La première fois de ma vie d’adulte que j’ai mis les pieds dans cette cour d’honneur, c’était en 2007 justement grâce à notre chère École polytechnique. J’avais été désigné volontaire, comme sait le dire si élégamment l’encadrement militaire, pour une cérémonie et pour les quatre heures de trajet depuis le platâl dans les embouteillages qui allaient avec. La raison de cette désignation un peu floue tenait quand même, en grande partie je crois, à ma participation fortement suspectée à cette belle institution qu’est la Khômiss. Nous avions en effet avec mes camarades missaires mené quelques actions pour rappeler à la Strass que, au-delà du dialogue institutionnel qui existe avec la Kès, il faut aussi savoir écouter les promotions.

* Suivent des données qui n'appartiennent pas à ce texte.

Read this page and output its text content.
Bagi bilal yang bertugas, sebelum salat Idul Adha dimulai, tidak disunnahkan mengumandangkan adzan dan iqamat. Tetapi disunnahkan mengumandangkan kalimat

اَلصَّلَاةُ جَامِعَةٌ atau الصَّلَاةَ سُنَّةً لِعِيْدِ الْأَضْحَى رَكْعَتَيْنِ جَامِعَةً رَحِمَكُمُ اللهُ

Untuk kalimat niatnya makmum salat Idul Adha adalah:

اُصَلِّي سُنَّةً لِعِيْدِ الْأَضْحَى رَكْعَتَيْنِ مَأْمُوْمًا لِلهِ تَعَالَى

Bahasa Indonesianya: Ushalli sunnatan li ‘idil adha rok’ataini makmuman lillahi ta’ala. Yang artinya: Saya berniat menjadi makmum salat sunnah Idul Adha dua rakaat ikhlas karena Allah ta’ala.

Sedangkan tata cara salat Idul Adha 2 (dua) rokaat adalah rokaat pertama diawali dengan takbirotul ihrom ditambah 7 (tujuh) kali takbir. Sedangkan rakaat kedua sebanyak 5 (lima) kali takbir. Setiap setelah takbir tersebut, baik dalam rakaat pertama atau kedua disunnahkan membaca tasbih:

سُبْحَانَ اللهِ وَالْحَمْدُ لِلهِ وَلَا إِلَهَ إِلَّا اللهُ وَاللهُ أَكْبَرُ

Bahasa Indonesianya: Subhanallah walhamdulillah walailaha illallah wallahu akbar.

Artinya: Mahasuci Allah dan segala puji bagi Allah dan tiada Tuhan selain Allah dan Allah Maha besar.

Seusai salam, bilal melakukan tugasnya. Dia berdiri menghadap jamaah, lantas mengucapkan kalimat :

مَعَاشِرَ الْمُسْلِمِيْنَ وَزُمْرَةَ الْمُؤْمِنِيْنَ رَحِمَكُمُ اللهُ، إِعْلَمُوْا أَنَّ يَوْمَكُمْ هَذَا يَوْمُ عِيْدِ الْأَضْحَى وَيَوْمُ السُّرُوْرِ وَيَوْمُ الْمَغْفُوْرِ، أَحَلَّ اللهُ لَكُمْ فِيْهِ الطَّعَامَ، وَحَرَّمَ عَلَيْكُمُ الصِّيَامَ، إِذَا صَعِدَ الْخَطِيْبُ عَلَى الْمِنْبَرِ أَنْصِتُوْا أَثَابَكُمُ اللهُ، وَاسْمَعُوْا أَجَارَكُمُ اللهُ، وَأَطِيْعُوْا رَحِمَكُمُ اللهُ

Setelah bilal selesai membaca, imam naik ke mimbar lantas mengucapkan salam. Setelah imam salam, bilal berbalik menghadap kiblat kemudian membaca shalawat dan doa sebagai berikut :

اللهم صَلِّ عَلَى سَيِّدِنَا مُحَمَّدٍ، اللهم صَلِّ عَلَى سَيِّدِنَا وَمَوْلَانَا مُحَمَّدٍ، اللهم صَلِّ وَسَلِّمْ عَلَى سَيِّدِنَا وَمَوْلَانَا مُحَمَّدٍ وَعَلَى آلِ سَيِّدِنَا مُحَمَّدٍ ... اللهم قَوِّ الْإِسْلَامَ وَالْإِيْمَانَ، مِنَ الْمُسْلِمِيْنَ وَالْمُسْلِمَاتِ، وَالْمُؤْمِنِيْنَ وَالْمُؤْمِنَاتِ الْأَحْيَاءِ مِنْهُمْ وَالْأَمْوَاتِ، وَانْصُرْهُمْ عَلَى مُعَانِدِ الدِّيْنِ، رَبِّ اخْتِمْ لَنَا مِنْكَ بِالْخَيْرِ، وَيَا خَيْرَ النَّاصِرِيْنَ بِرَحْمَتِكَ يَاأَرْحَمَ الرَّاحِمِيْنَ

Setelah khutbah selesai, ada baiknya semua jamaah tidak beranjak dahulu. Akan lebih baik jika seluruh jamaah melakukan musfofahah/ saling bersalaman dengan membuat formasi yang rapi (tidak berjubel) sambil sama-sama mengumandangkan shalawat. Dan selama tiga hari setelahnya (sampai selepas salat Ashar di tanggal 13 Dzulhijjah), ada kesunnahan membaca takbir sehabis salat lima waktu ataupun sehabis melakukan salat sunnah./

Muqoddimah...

« J’ai été fortement suspecté de participer à cette belle institution qu’est la Khômiss. »
Le grand nombre d’« orangisations » assez mal comprises dans la promotion 2004 nous avait poussés à apporter quelques mètres cubes de terre, une dizaine d’orangers et quelques centaines d’oranges dans le bureau du directeur des études de l’époque que nous avions muré. Quelle n’avait pas été notre surprise (et notre satisfaction) de découvrir alors que le directeur des études, en arrivant le lendemain matin, ne connaissait même pas la signification du terme « orangiser ».

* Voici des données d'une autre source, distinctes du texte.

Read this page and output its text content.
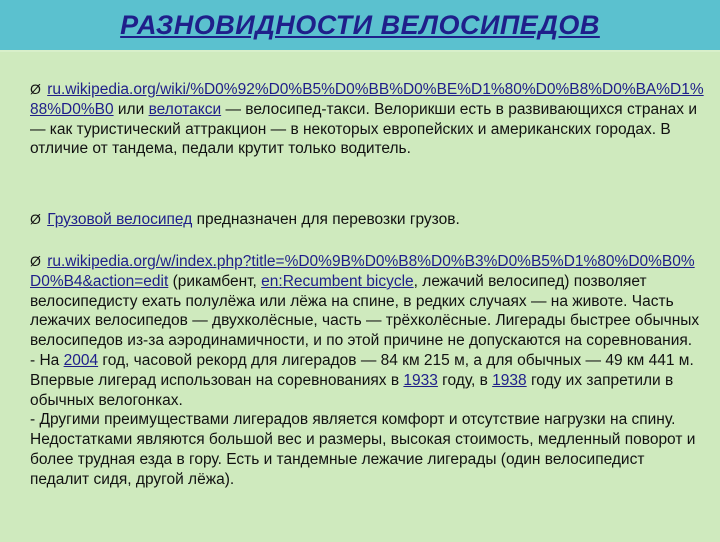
РАЗНОВИДНОСТИ ВЕЛОСИПЕДОВ

Ø ru.wikipedia.org/wiki/%D0%92%D0%B5%D0%BB%D0%BE%D1%80%D0%B8%D0%BA%D1%88%D0%B0 или велотакси — велосипед-такси. Велорикши есть в развивающихся странах и — как туристический аттракцион — в некоторых европейских и американских городах. В отличие от тандема, педали крутит только водитель.

Ø Грузовой велосипед предназначен для перевозки грузов.

Ø ru.wikipedia.org/w/index.php?title=%D0%9B%D0%B8%D0%B3%D0%B5%D1%80%D0%B0%D0%B4&action=edit (рикамбент, en:Recumbent bicycle, лежачий велосипед) позволяет велосипедисту ехать полулёжа или лёжа на спине, в редких случаях — на животе. Часть лежачих велосипедов — двухколёсные, часть — трёхколёсные. Лигерады быстрее обычных велосипедов из-за аэродинамичности, и по этой причине не допускаются на соревнования.
- На 2004 год, часовой рекорд для лигерадов — 84 км 215 м, а для обычных — 49 км 441 м. Впервые лигерад использован на соревнованиях в 1933 году, в 1938 году их запретили в обычных велогонках.
- Другими преимуществами лигерадов является комфорт и отсутствие нагрузки на спину. Недостатками являются большой вес и размеры, высокая стоимость, медленный поворот и более трудная езда в гору. Есть и тандемные лежачие лигерады (один велосипедист педалит сидя, другой лёжа).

Nous avions également constaté qu’un commandant de compagnie confondait commander une centaine d’élèves de Polytechnique avec administrer une crèche. Transformer son bureau en piscine de halte-garderie, poissons rouges inclus, l’avait ramené à plus de raison mais nous avait aliéné l’administration, SIE (service infrastructure et équipement) inclus.

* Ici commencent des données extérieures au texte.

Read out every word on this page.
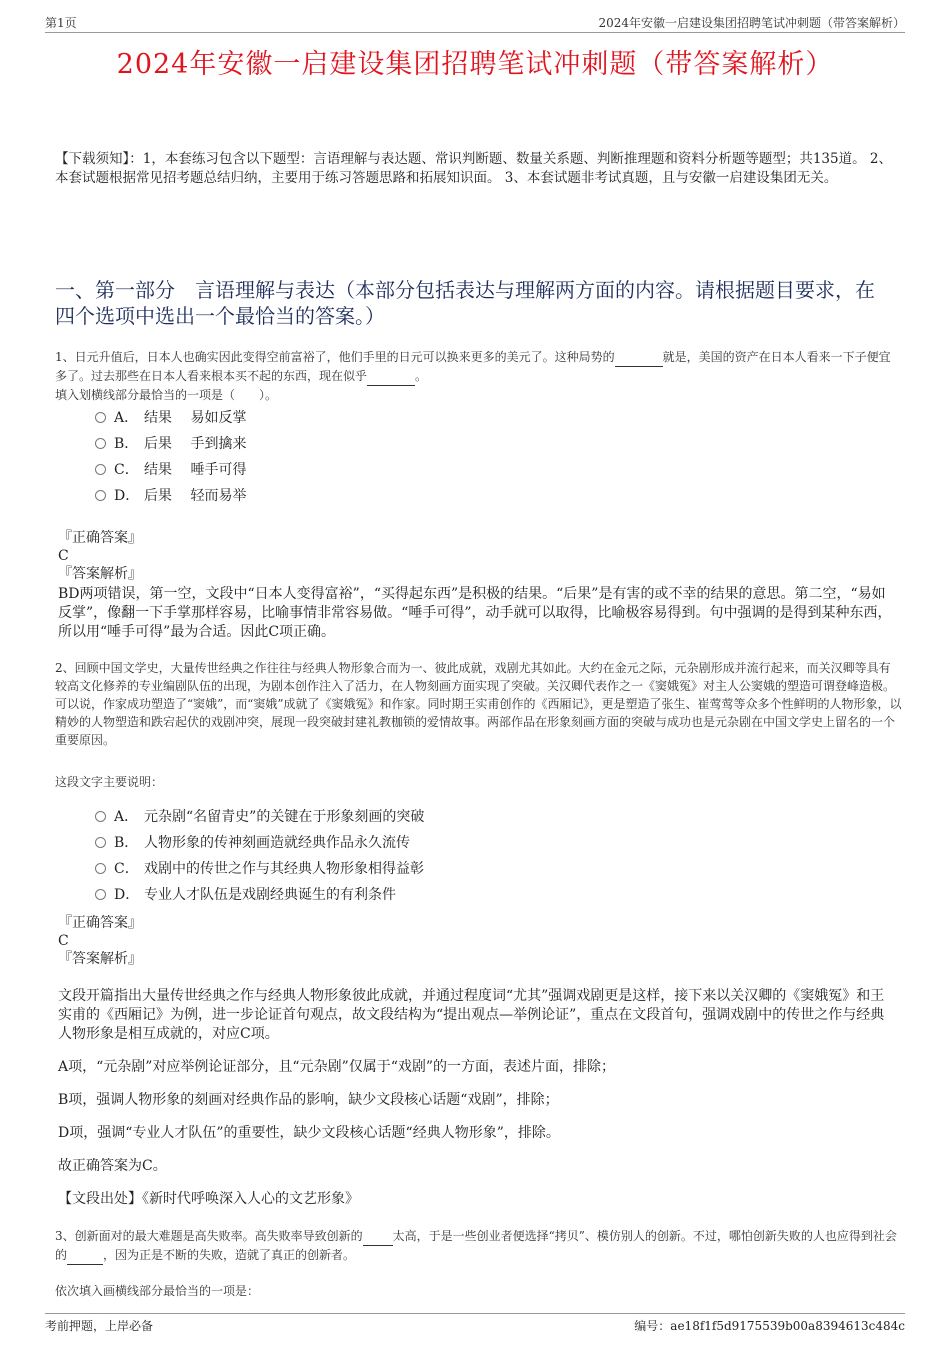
第1页	2024年安徽一启建设集团招聘笔试冲刺题（带答案解析）
2024年安徽一启建设集团招聘笔试冲刺题（带答案解析）
【下载须知】：1，本套练习包含以下题型：言语理解与表达题、常识判断题、数量关系题、判断推理题和资料分析题等题型；共135道。 2、本套试题根据常见招考题总结归纳，主要用于练习答题思路和拓展知识面。 3、本套试题非考试真题，且与安徽一启建设集团无关。
一、第一部分　言语理解与表达（本部分包括表达与理解两方面的内容。请根据题目要求，在四个选项中选出一个最恰当的答案。）
1、日元升值后，日本人也确实因此变得空前富裕了，他们手里的日元可以换来更多的美元了。这种局势的	就是，美国的资产在日本人看来一下子便宜多了。过去那些在日本人看来根本买不起的东西，现在似乎	。
填入划横线部分最恰当的一项是（　　）。
A． 结果　 易如反掌
B． 后果　 手到擒来
C． 结果　 唾手可得
D． 后果　 轻而易举
『正确答案』
C
『答案解析』
BD两项错误，第一空，文段中“日本人变得富裕”，“买得起东西”是积极的结果。“后果”是有害的或不幸的结果的意思。第二空，“易如反掌”，像翻一下手掌那样容易，比喻事情非常容易做。“唾手可得”，动手就可以取得，比喻极容易得到。句中强调的是得到某种东西，所以用“唾手可得”最为合适。因此C项正确。
2、回顾中国文学史，大量传世经典之作往往与经典人物形象合而为一、彼此成就，戏剧尤其如此。大约在金元之际，元杂剧形成并流行起来，而关汉卿等具有较高文化修养的专业编剧队伍的出现，为剧本创作注入了活力，在人物刻画方面实现了突破。关汉卿代表作之一《窦娥冤》对主人公窦娥的塑造可谓登峰造极。可以说，作家成功塑造了“窦娥”，而“窦娥”成就了《窦娥冤》和作家。同时期王实甫创作的《西厢记》，更是塑造了张生、崔莺莺等众多个性鲜明的人物形象，以精妙的人物塑造和跌宕起伏的戏剧冲突，展现一段突破封建礼教枷锁的爱情故事。两部作品在形象刻画方面的突破与成功也是元杂剧在中国文学史上留名的一个重要原因。
这段文字主要说明：
A． 元杂剧“名留青史”的关键在于形象刻画的突破
B． 人物形象的传神刻画造就经典作品永久流传
C． 戏剧中的传世之作与其经典人物形象相得益彰
D． 专业人才队伍是戏剧经典诞生的有利条件
『正确答案』
C
『答案解析』

文段开篇指出大量传世经典之作与经典人物形象彼此成就，并通过程度词“尤其”强调戏剧更是这样，接下来以关汉卿的《窦娥冤》和王实甫的《西厢记》为例，进一步论证首句观点，故文段结构为“提出观点—举例论证”，重点在文段首句，强调戏剧中的传世之作与经典人物形象是相互成就的，对应C项。

A项，“元杂剧”对应举例论证部分，且“元杂剧”仅属于“戏剧”的一方面，表述片面，排除；

B项，强调人物形象的刻画对经典作品的影响，缺少文段核心话题“戏剧”，排除；

D项，强调“专业人才队伍”的重要性，缺少文段核心话题“经典人物形象”，排除。

故正确答案为C。

【文段出处】《新时代呼唤深入人心的文艺形象》

3、创新面对的最大难题是高失败率。高失败率导致创新的	太高，于是一些创业者便选择“拷贝”、模仿别人的创新。不过，哪怕创新失败的人也应得到社会的	，因为正是不断的失败，造就了真正的创新者。
依次填入画横线部分最恰当的一项是：
考前押题，上岸必备	编号：ae18f1f5d9175539b00a8394613c484c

En parlant d’infantilisation, votre chef de corps m’a envoyé un mail que j’ai longtemps essayé de comprendre : « Que M. Dénouveaux veuille improviser n’est pas un problème mais je dois avoir auparavant son discours rédigé. » J’ai fini par comprendre que vous aviez dû, mon colonel, apporter votre caution personnelle pour que nous ayons le droit de tenir cette cérémonie ici aujourd’hui. Merci pour ce courage.
Bref, si j’étais dans la cour des Invalides cette année-là, c’était pour de bonnes raisons, le cœur léger et les bottines glissant sur ces charmants pavés irréguliers sur lesquels vous vous tenez aujourd’hui.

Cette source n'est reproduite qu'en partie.